Saturday, December 13, 2014

Recent auction purchases

Two auction lots, still in cardboard flats.
I buy a lot of stuff at auctions. Well, to tell the truth, I try to do my best to buy wisely: I really don’t want to fill the house up with junk just because it’s cheap. But antique auctions and eBay are two of my favorite places to buy, and it strikes me that, in some ways, they couldn’t be more different.

When you go to a real, old fashioned antique auction, you never know what will be there to buy. Some antique auctions, of course, now produce detailed catalogues or on-line listings, in which case you know exactly what you’ll find, but I prefer the sort of auction where you can discover something you never expected to find or even to see. Where you end up buying something you didn’t even know you wanted until you saw it. On eBay, by contrast, you can usually only find what you are looking for: you put search terms into the eBay search engine, and only those things that match your search terms usually show up. 

Despite the differences, though, I had a remarkable experience this week in which I bought two things that are, in many ways remarkably similar, and both were things I found by not looking for them. The first I found on eBay by searching through all the auction listings that include the word “manuscript” in the title. 

Usually there’s close to a thousand such things, including stamps with manuscript cancellations, medieval manuscripts and fragments, and just about everything in between. But when I found the eBay listing for this manuscript of Lord Dunsany’s one-act play, The Compromise of the King of the Golden Isles, I couldn’t resist it.

The pages are all one-sided, and they were formerly glued together on the left hand side. Now they've mostly separated, and the glue has stained the pages. 

This is not, of course, an authorial manuscript, but rather a kind of work of art, a hand-lettered manuscript of the entire play, accompanied by a number of full-page gouache-and ink paintings or illustrations.
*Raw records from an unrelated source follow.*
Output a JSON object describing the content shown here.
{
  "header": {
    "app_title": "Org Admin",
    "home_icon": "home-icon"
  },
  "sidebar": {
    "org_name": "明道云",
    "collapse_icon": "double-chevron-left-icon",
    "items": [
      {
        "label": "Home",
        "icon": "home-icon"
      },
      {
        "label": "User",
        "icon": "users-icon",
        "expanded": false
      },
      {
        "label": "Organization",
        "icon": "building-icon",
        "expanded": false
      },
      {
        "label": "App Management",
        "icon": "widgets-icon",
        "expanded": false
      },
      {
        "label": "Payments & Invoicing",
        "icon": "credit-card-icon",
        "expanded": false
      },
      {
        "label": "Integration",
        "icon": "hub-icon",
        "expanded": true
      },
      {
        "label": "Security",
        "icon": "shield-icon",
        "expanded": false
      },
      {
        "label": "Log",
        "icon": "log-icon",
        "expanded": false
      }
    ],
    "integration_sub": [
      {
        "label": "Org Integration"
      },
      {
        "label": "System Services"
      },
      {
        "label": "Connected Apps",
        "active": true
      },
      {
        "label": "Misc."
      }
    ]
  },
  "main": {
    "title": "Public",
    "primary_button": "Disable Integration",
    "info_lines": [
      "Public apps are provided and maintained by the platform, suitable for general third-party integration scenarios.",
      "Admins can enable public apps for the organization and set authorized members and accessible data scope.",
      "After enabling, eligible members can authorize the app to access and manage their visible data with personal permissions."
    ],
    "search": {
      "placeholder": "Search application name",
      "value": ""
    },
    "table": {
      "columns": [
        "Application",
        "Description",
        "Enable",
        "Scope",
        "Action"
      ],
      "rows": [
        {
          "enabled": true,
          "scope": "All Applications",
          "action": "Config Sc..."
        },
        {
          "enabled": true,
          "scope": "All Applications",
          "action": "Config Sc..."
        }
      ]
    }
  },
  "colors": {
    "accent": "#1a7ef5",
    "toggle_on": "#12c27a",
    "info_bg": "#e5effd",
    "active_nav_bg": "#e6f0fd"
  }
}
The play dates from the 1920s; I think this manuscript must date from the 1930s, based on its art deco style. The artist signs her name Louise Womack; my Google searches haven’t been able to identify her. I especially like the illustration, "The gods are asleep," but "The king's questioners" and "assistant priest" are also striking.

My second purchase was at an antique auction in Ohio I often go to with my folks. On the day of the preview, I saw these two stacks of paintings in cardboard “flats,” (as shown at the top of the post) and I thought I’d like to get them if they weren’t too pricey. It turned out I got them for five bucks a box, which I was pretty happy about. When I got them home, where I could take the time to get a closer look at them, I saw that they were a college student’s (possibly a graduate student’s) semester portfolio of sixty paintings of historical costumes, probably the final project for a class in costume design for dramatic productions. 

Late Medieval

Each painting is on onion-skin, now somewhat wrinkled, usually mounted to a card, and with a typed or hand-written notation about the published source from which the picture is derived. 

Medieval Peasant Woman
Some class notes taken by the student are dated January 1950, giving a clear indication of these paintings’ age. But I was especially interested to find as many pictures of medieval costumes as I did.

In fact, some of the medieval pictures were distinctly familiar to me: though I don't know what original source might lie behind the romanticized picture of the medieval peasant woman, I am pretty sure I recognize this Anglo-Saxon monarch, and however many intermediaries there are, the painting still resembles its Anglo-Saxon manuscript original to a surprising degree. Those colors, though!
Anglo-Saxon Monarch

These costume paintings are not high-quality original art, but they are still impressive in their own way, especially when you see all sixty pieces together, and think that they were student work.

In the end, I like the one-of-a-kindness of these things, and the hand-work and care that always goes into a piece of art or a manuscript.

And, it seems to me, finding things like this is itself an important thing to do, or to allow oneself to do: it's a great experience to find something no one else knows about, to come to a feeling of appreciation for it, to share it--or try to--with others.